In letzter Zeit ist der aufsehenerregende Fall von Roberto S. durch die Südtiroler Medien geschwirrt. Es handelt sich dabei um einen Bauern, dem vom Land im Zusammenhang mit der Errichtung des Brennerbasistunnels (BBT) Gründe enteignet wurden. Laut Umweltverträglichkeitsprüfung soll es sich dabei um den geeignetsten Ablagerungsort für das Material handeln, das aus dem Berg geholt wird.

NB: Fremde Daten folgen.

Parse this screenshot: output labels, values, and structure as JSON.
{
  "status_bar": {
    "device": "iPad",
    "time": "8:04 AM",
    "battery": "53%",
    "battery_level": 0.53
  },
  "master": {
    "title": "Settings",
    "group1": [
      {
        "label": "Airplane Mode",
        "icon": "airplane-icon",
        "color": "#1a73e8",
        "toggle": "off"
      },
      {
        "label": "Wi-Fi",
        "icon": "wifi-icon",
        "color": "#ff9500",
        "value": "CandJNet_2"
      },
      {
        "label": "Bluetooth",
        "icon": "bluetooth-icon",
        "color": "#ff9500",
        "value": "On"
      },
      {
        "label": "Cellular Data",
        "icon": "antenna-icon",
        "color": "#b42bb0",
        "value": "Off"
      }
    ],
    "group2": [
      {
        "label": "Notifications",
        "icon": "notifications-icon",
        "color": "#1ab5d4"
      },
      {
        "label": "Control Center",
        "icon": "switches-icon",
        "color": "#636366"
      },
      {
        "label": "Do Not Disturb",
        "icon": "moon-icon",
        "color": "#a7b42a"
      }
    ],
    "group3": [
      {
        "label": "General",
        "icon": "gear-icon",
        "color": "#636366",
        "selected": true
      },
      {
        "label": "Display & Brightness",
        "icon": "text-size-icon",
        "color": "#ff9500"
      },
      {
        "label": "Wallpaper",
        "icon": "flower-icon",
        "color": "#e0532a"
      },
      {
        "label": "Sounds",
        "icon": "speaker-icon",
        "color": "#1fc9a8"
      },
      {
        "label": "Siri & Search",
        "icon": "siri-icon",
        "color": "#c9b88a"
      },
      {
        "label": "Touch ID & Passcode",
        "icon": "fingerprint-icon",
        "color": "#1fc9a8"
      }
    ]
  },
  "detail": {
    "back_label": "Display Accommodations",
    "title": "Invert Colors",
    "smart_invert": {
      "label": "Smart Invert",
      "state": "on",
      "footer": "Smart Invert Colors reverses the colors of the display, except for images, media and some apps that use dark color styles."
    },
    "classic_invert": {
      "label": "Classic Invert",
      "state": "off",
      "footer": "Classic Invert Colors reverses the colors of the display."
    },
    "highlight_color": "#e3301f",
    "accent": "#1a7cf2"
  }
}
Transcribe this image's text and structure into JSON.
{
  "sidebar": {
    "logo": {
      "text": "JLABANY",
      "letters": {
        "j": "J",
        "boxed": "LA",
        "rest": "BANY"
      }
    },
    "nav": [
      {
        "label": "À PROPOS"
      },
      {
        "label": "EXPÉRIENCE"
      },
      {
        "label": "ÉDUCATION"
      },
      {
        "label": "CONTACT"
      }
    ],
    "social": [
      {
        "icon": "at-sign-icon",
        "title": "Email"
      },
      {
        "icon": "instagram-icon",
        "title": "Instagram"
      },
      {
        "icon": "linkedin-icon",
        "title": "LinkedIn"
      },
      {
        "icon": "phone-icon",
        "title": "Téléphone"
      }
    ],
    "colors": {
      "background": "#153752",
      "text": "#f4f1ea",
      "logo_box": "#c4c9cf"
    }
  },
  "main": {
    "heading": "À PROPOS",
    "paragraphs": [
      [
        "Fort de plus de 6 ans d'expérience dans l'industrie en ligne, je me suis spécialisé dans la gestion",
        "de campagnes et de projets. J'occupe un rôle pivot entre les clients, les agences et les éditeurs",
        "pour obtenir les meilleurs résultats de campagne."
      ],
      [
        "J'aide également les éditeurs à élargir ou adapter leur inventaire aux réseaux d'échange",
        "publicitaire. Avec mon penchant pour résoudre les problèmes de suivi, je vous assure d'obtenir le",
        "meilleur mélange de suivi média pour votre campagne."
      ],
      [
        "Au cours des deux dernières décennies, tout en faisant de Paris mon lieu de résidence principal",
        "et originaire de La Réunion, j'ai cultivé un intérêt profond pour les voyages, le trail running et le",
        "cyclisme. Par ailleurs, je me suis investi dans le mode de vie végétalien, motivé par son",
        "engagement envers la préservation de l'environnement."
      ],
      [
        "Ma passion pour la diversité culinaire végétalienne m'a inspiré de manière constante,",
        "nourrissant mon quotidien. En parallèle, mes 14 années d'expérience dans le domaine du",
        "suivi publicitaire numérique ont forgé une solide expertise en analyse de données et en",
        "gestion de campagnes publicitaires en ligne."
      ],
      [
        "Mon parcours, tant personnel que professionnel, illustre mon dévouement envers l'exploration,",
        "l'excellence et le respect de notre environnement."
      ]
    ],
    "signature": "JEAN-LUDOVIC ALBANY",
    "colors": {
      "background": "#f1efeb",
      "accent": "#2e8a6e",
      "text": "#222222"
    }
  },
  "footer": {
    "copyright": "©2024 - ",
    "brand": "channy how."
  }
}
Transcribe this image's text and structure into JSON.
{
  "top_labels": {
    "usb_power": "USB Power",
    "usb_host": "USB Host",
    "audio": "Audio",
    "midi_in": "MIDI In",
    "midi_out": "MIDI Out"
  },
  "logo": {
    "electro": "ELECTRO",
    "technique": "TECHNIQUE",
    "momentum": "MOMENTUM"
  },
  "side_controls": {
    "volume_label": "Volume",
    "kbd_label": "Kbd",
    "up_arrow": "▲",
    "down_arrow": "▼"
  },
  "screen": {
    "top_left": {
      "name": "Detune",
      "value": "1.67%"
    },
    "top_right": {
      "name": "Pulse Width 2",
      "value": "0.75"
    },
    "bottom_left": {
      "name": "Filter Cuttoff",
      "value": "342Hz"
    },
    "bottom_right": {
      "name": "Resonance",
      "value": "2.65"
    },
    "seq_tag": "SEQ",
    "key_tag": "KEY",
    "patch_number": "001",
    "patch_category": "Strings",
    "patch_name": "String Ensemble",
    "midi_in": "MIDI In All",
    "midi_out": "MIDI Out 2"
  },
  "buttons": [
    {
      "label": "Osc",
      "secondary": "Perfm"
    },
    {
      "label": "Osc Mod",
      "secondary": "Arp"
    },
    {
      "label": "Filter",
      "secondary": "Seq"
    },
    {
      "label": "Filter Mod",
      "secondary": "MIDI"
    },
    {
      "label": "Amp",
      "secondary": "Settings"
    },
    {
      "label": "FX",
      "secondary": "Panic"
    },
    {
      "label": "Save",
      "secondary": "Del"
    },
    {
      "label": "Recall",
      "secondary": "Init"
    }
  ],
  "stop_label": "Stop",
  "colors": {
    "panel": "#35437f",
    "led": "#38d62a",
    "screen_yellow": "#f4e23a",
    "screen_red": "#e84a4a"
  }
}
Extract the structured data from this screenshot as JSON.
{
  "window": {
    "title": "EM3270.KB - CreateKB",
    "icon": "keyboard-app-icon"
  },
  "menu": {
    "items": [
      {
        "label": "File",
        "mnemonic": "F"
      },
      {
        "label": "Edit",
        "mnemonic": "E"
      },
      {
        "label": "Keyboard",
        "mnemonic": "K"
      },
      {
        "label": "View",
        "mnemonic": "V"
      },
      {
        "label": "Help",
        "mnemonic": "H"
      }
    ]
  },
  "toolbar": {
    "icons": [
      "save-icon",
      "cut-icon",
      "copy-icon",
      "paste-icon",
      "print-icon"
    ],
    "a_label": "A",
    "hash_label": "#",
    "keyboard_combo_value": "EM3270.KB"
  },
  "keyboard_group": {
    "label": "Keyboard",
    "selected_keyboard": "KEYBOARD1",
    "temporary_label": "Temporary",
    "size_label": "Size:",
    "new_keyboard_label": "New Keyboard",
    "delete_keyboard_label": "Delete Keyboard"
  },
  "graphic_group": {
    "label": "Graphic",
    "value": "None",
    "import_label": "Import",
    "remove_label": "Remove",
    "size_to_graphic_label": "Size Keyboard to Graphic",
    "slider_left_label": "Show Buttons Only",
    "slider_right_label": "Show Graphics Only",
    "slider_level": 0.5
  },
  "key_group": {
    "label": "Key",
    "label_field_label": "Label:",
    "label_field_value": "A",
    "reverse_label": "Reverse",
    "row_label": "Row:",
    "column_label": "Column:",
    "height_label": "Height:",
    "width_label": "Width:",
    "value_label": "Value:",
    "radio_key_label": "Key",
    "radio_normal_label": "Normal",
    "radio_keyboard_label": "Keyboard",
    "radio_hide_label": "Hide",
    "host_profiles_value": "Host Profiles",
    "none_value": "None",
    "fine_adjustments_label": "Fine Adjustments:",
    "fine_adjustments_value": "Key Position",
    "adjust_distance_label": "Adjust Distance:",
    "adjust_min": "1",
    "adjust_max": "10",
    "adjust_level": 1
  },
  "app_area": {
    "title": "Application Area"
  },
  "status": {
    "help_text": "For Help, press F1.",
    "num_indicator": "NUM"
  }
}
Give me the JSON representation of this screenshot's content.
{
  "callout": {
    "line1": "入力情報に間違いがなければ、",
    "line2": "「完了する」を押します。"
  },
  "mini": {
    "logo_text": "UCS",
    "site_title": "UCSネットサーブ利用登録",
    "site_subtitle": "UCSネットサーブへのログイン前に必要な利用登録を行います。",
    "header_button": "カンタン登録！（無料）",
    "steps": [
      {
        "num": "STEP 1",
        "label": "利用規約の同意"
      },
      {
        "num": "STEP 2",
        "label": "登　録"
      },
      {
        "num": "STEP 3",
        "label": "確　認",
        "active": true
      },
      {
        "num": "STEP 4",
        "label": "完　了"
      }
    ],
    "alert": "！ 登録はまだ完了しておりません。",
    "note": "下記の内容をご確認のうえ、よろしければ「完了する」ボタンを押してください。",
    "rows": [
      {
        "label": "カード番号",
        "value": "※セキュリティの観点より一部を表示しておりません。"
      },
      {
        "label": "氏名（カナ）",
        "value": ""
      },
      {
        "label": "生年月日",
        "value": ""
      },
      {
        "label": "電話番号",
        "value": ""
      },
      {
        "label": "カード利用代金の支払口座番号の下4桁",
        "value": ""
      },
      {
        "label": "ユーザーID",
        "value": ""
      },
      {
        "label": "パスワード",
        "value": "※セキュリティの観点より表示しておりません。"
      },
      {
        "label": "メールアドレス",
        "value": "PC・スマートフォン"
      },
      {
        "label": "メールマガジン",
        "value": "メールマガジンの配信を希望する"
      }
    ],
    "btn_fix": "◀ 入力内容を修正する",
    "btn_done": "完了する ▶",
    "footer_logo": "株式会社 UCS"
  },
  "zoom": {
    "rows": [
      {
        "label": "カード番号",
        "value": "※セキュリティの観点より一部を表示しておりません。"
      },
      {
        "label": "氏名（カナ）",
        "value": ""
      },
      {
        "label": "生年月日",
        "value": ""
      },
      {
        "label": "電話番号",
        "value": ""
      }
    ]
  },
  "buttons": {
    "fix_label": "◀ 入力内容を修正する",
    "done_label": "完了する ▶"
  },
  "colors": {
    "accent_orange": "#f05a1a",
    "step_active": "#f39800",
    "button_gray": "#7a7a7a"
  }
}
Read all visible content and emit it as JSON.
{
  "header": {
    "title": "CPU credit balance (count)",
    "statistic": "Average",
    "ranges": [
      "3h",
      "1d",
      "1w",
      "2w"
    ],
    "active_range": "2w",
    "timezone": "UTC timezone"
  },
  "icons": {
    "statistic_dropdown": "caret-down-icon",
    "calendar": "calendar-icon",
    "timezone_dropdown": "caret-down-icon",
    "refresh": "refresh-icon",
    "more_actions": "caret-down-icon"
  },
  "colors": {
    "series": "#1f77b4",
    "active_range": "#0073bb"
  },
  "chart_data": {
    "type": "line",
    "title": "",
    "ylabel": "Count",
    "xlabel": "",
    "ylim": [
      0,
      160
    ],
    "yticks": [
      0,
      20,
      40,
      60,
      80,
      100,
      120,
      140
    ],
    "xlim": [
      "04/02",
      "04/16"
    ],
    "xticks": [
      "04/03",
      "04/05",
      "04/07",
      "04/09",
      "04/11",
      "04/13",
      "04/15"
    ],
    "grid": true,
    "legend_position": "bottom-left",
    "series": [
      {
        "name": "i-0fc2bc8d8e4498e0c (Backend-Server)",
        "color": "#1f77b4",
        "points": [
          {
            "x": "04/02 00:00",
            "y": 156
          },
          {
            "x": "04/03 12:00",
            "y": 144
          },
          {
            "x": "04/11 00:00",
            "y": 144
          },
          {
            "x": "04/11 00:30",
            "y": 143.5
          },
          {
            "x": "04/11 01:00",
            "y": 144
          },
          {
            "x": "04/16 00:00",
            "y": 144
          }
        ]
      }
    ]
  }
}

Nach einem Rekurs sprach die Außenstelle Bozen des Trienter Oberlandesgerichts S. für die gut 25 Hektar enteigneten Grundes eine sagenhafte Entschädigungssumme von 24,5 Millionen Euro1Enteignung (20,8 Mio.) + Schadenersatz + Zinsen zu. Doch damit gibt sich der Bauer nicht zufrieden. Er will erstens noch viel mehr Geld (48,5 Millionen) und zieht deshalb vor die Kassation. Mithilfe seines Anwalts Igor Janes, der im politischen Milieu der italienischen Rechten verortet ist, will er aber auch den Europäischen Gerichtshof für Menschenrechte (EGMR) mit dem Fall befassen. Es geht ihm offenbar nicht nur ums Geld, sondern — wie er selbst sagt — vor allem ums Prinzip.
Ein kleines Detail fehlt jedoch erstaunlicherweise in den meisten Medienberichten, die über die Angelegenheit erschienen sind: Die aus Venetien stammende Familie S. hatte den Hof in den 1930ern im Zuge der faschistischen Italianisierungspolitik vom Staat erhalten, genauer gesagt vom »Bodenraubinstitut«, wie Claus Gatterer die »Staatliche Behörde für die [sogenannten] Drei Venetien« (Ente Nazionale delle Tre Venezie – ENTV) eingängig getauft hat. So schildert es Alexander van Gerven in ff Nr. 17/2024. Aufgabe der neuen Kolonisten aus dem Süden war es, ihren Beitrag zur Entnationalisierung zu leisten.
Anstatt in Schwierigkeiten geratenen Landwirtschaftbetrieben unter die Arme zu greifen, nutzte der faschistische Staat jede Notlage ungeniert aus: Er ließ die Höfe billig aufkaufen und sorgte dafür, dass sie zu bevorzugten Konditionen an regimetreue Italienerinnen übergingen. Familie S. war also Nutznießerin der brutalen faschistischen Assimilierungspolitik. Robertos Vater Luigi S.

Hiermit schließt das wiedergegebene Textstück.